European Commission Publishes Two Sets of SCCs
June 04, 2021
Sarah Pearce, Ashley Webber, and Daniel Sullivan-Byrne
After several months of speculation, the European Commission has, today, adopted the following sets of Standard Contractual Clauses (SCCs):
- SCCs for the transfer of personal data to third countries; and
- SCCs for controllers and processors in the EU/EEA.
As is noted in the press release, the new SCCs have been prepared to reflect the requirements of the GDPR and, more topically, to take into account the decision of the Court of Justice of the European Union known as Schrems II which, as we know, called into question the lawfulness of international transfers of personal data using the existing SCCs. The new SCCs are intended to “offer more legal predictability to European businesses and help, in particular, SMEs to ensure compliance with requirements for safe data transfers, while allowing data to move freely across borders, without legal barriers”.
We have noted below our initial key takeaways from each set of SCCs.
SCCs for transfers of personal data to third countries
- There will be an 18 month grace period for companies to replace existing SCCs with the new SCCs.
- The adopted version of the SCCs follows a very similar structure and form to the draft published in November 2020.
- As was proposed in the draft form, the SCCs follow a “modules based” approach such that we now have one set of SCCs to cover 4 possible transfers, namely:
- Controller to Controller
- Controller to Processor
- Processor to Processor
- Processor to Controller
- As noted above, the new SCCs have been greatly influenced by the Schrems II decision. For example, Clause 8 (which applies to all modules) states that: “The data exporter warrants that it has used reasonable efforts to determine that the data importer is able, through the implementation of appropriate technical and organisational measures, to satisfy its obligations under these Clauses.” A substantial criticism of the existing SCCs by the Court in Schrems II was that they were not being used in the manner intended i.e. data exporters simply executed the SCCs without taking any steps to ensure the data importer could actually provide adequate protection to the personal data processed in the third country. A further example can be seen in Section III of the new SCCs which includes a series of Clauses designed to protect the personal data once transferred to the third country from access by a governmental authority based on local laws.
SCCs for controllers and processors in the EU/EEA
- These SCCs are intended to provide companies entering into a controller/processor relationship (as regulated by the GDPR) with a standard form contract which satisfies the requirements of Article 28 of the GDPR. As this is the first set of SCCs prepared for this purpose, and their use is optional, there is no implementation period as with the international transfer SCCs.
- The adopted version follows a very similar structure and form to the draft published in November 2020, i.e. the provisions generally closely follow Article 28(3) of the GDPR.
- The onus remains on the parties wishing to use the SCCs to accurately document the data processing particulars in Annex II, e.g. categories of data subjects and personal data, and nature and purpose of processing.
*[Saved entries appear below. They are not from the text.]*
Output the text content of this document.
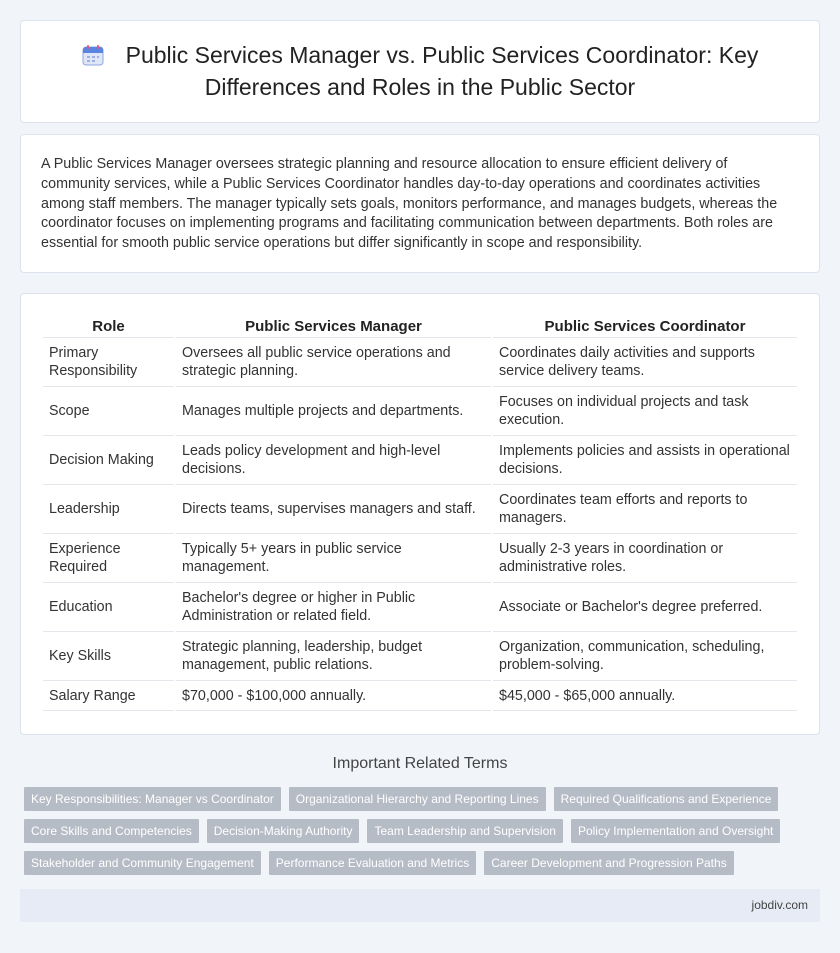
Public Services Manager vs. Public Services Coordinator: Key
Differences and Roles in the Public Sector

A Public Services Manager oversees strategic planning and resource allocation to ensure efficient delivery of community services, while a Public Services Coordinator handles day-to-day operations and coordinates activities among staff members. The manager typically sets goals, monitors performance, and manages budgets, whereas the coordinator focuses on implementing programs and facilitating communication between departments. Both roles are essential for smooth public service operations but differ significantly in scope and responsibility.

Role	Public Services Manager	Public Services Coordinator
Primary Responsibility	Oversees all public service operations and strategic planning.	Coordinates daily activities and supports service delivery teams.
Scope	Manages multiple projects and departments.	Focuses on individual projects and task execution.
Decision Making	Leads policy development and high-level decisions.	Implements policies and assists in operational decisions.
Leadership	Directs teams, supervises managers and staff.	Coordinates team efforts and reports to managers.
Experience Required	Typically 5+ years in public service management.	Usually 2-3 years in coordination or administrative roles.
Education	Bachelor's degree or higher in Public Administration or related field.	Associate or Bachelor's degree preferred.
Key Skills	Strategic planning, leadership, budget management, public relations.	Organization, communication, scheduling, problem-solving.
Salary Range	$70,000 - $100,000 annually.	$45,000 - $65,000 annually.
Important Related Terms
Key Responsibilities: Manager vs Coordinator	Organizational Hierarchy and Reporting Lines	Required Qualifications and Experience
Core Skills and Competencies	Decision-Making Authority	Team Leadership and Supervision	Policy Implementation and Oversight
Stakeholder and Community Engagement	Performance Evaluation and Metrics	Career Development and Progression Paths
jobdiv.com
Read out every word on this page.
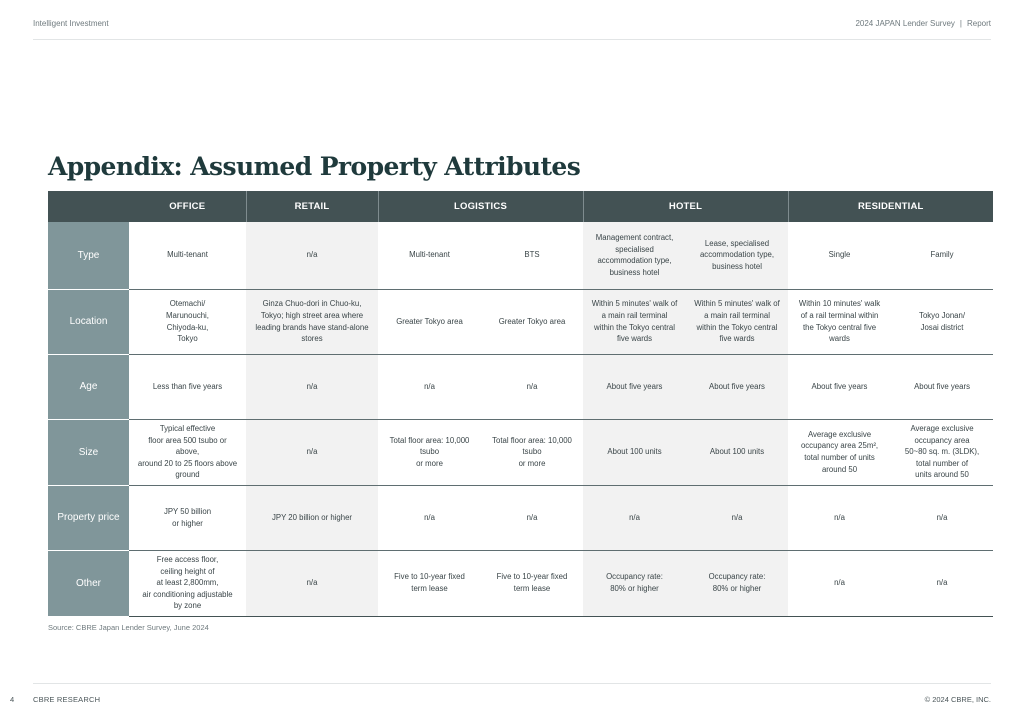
Intelligent Investment	2024 JAPAN Lender Survey | Report
Appendix: Assumed Property Attributes
	OFFICE	RETAIL	LOGISTICS		HOTEL		RESIDENTIAL	
Type	Multi-tenant	n/a	Multi-tenant	BTS	Management contract,
specialised
accommodation type,
business hotel	Lease, specialised
accommodation type,
business hotel	Single	Family
Location	Otemachi/
Marunouchi,
Chiyoda-ku,
Tokyo	Ginza Chuo-dori in Chuo-ku,
Tokyo; high street area where
leading brands have stand-alone
stores	Greater Tokyo area	Greater Tokyo area	Within 5 minutes' walk of
a main rail terminal
within the Tokyo central
five wards	Within 5 minutes' walk of
a main rail terminal
within the Tokyo central
five wards	Within 10 minutes' walk
of a rail terminal within
the Tokyo central five
wards	Tokyo Jonan/
Josai district
Age	Less than five years	n/a	n/a	n/a	About five years	About five years	About five years	About five years
Size	Typical effective
floor area 500 tsubo or
above,
around 20 to 25 floors above
ground	n/a	Total floor area: 10,000
tsubo
or more	Total floor area: 10,000
tsubo
or more	About 100 units	About 100 units	Average exclusive
occupancy area 25m²,
total number of units
around 50	Average exclusive
occupancy area
50~80 sq. m. (3LDK),
total number of
units around 50
Property price	JPY 50 billion
or higher	JPY 20 billion or higher	n/a	n/a	n/a	n/a	n/a	n/a
Other	Free access floor,
ceiling height of
at least 2,800mm,
air conditioning adjustable
by zone	n/a	Five to 10-year fixed
term lease	Five to 10-year fixed
term lease	Occupancy rate:
80% or higher	Occupancy rate:
80% or higher	n/a	n/a
Source: CBRE Japan Lender Survey, June 2024
4	CBRE RESEARCH	© 2024 CBRE, INC.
The priority in the coming months will, for most, be on the SCCs for international transfers – many have been waiting since the Schrems II before implementing any updates to existing arrangements. Key actions are the following:
- If not already underway, organisations should be mapping out existing and new international data flows in order to identify where transfers are currently taking place based on the existing SCCs or with no transfer mechanism at all.
- The terms of the new SCCs will require careful review in order to fully understand how they are intended to operate.
We are already assisting clients with implementation and will be following up in due course with a full analysis of the terms of the SCCs, including commentary on how they should be used in practice.